In order to circumvent statistical and computational hardness results in sequential decision-making, recent work has considered smoothed online learning, where the distribution of data at each time is assumed to have bounded likeliehood ratio with respect to a base measure when conditioned on the history. While previous works have demonstrated the benefits of smoothness, they have either assumed that the base measure is known to the learner or have presented computationally inefficient algorithms applying only in special cases. This work investigates the more general setting where the base measure is \emph{unknown} to the learner, focusing in particular on the performance of Empirical Risk Minimization (ERM) with square loss when the data are well-specified and smooth. We show that in this setting, ERM is able to achieve sublinear error whenever a class is learnable with iid data; in particular, ERM achieves error scaling as $\tilde O( \sqrt{\mathrm{comp}(\mathcal F)\cdot T} )$, where $\mathrm{comp}(\mathcal F)$ is the statistical complexity of learning $\mathcal F$ with iid data. In so doing, we prove a novel norm comparison bound for smoothed data that comprises the first sharp norm comparison for dependent data applying to arbitrary, nonlinear function classes. We complement these results with a lower bound indicating that our analysis of ERM is essentially tight, establishing a separation in the performance of ERM between smoothed and iid data.
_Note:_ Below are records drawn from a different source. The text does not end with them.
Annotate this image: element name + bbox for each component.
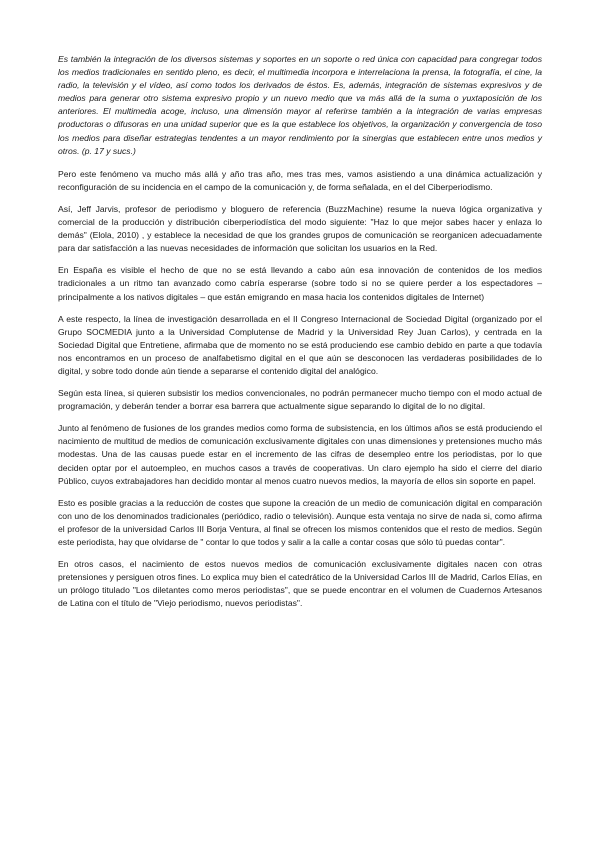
paragraph-costs: Esto es posible gracias a la reducción de costes que supone la creación de un medio de comunicación digital en comparación con uno de los denominados tradicionales (periódico, radio o televisión). Aunque esta ventaja no sirve de nada si, como afirma el profesor de la universidad Carlos III Borja Ventura, al final se ofrecen los mismos contenidos que el resto de medios. Según este periodista, hay que olvidarse de " contar lo que todos y salir a la calle a contar cosas que sólo tú puedas contar". (58, 497, 542, 547)
paragraph-new-digital-media: Junto al fenómeno de fusiones de los grandes medios como forma de subsistencia, en los últimos años se está produciendo el nacimiento de multitud de medios de comunicación exclusivamente digitales con unas dimensiones y pretensiones mucho más modestas. Una de las causas puede estar en el incremento de las cifras de desempleo entre los periodistas, por lo que deciden optar por el autoempleo, en muchos casos a través de cooperativas. Un claro ejemplo ha sido el cierre del diario Público, cuyos extrabajadores han decidido montar al menos cuatro nuevos medios, la mayoría de ellos sin soporte en papel. (58, 423, 542, 486)
paragraph-jarvis: Así, Jeff Jarvis, profesor de periodismo y bloguero de referencia (BuzzMachine) resume la nueva lógica organizativa y comercial de la producción y distribución ciberperiodística del modo siguiente: "Haz lo que mejor sabes hacer y enlaza lo demás" (Elola, 2010) , y establece la necesidad de que los grandes grupos de comunicación se reorganicen adecuadamente para dar satisfacción a las nuevas necesidades de información que solicitan los usuarios en la Red. (58, 203, 542, 254)
paragraph-congress: A este respecto, la línea de investigación desarrollada en el II Congreso Internacional de Sociedad Digital (organizado por el Grupo SOCMEDIA junto a la Universidad Complutense de Madrid y la Universidad Rey Juan Carlos), y centrada en la Sociedad Digital que Entretiene, afirmaba que de momento no se está produciendo ese cambio debido en parte a que todavía nos encontramos en un proceso de analfabetismo digital en el que aún se desconocen las verdaderas posibilidades de lo digital, y sobre todo donde aún tiende a separarse el contenido digital del analógico. (58, 313, 542, 376)
paragraph-evolution: Pero este fenómeno va mucho más allá y año tras año, mes tras mes, vamos asistiendo a una dinámica actualización y reconfiguración de su incidencia en el campo de la comunicación y, de forma señalada, en el del Ciberperiodismo. (58, 168, 542, 192)
paragraph-spain: En España es visible el hecho de que no se está llevando a cabo aún esa innovación de contenidos de los medios tradicionales a un ritmo tan avanzado como cabría esperarse (sobre todo si no se quiere perder a los espectadores – principalmente a los nativos digitales – que están emigrando en masa hacia los contenidos digitales de Internet) (58, 265, 542, 302)
block-quote: Es también la integración de los diversos sistemas y soportes en un soporte o red única con capacidad para congregar todos los medios tradicionales en sentido pleno, es decir, el multimedia incorpora e interrelaciona la prensa, la fotografía, el cine, la radio, la televisión y el vídeo, así como todos los derivados de éstos. Es, además, integración de sistemas expresivos y de medios para generar otro sistema expresivo propio y un nuevo medio que va más allá de la suma o yuxtaposición de los anteriores. El multimedia acoge, incluso, una dimensión mayor al referirse también a la integración de varias empresas productoras o difusoras en una unidad superior que es la que establece los objetivos, la organización y convergencia de toso los medios para diseñar estrategias tendentes a un mayor rendimiento por la sinergias que establecen entre unos medios y otros. (p. 17 y sucs.) (58, 54, 542, 156)
paragraph-other-cases: En otros casos, el nacimiento de estos nuevos medios de comunicación exclusivamente digitales nacen con otras pretensiones y persiguen otros fines. Lo explica muy bien el catedrático de la Universidad Carlos III de Madrid, Carlos Elías, en un prólogo titulado "Los diletantes como meros periodistas", que se puede encontrar en el volumen de Cuadernos Artesanos de Latina con el título de "Viejo periodismo, nuevos periodistas". (58, 559, 542, 609)
paragraph-conventional-media: Según esta línea, si quieren subsistir los medios convencionales, no podrán permanecer mucho tiempo con el modo actual de programación, y deberán tender a borrar esa barrera que actualmente sigue separando lo digital de lo no digital. (58, 388, 542, 412)
document-page (58, 53, 542, 619)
翻译：为规避序贯决策中统计与计算层面的困难结果，近期研究关注平滑在线学习问题，该设定假设每个时刻数据在给定历史条件下与基测度之间具有有界似然比。尽管已有工作证明了平滑性的优势，但这些研究要么假设学习器已知基测度，要么仅针对特殊情形提出计算低效的算法。本文研究基测度对学习器未知的更一般设定，特别关注数据满足设定规范且平滑时，平方损失函数下经验风险最小化（ERM）的表现。我们证明，在该设定下，只要类别在独立同分布数据下可学习，ERM即可实现次线性误差；具体而言，ERM的误差量级可达$\tilde O( \sqrt{\mathrm{comp}(\mathcal F)\cdot T} )$，其中$\mathrm{comp}(\mathcal F)$表示学习类别$\mathcal F$在独立同分布数据下的统计复杂度。在此过程中，我们为平滑数据证明了一个新颖的范数比较界，这是首个适用于任意非线性函数类依赖数据的尖刻范数比较结果。我们通过下界证明本文对ERM的分析本质上具有紧致性，揭示了平滑数据与独立同分布数据下ERM性能之间的差距。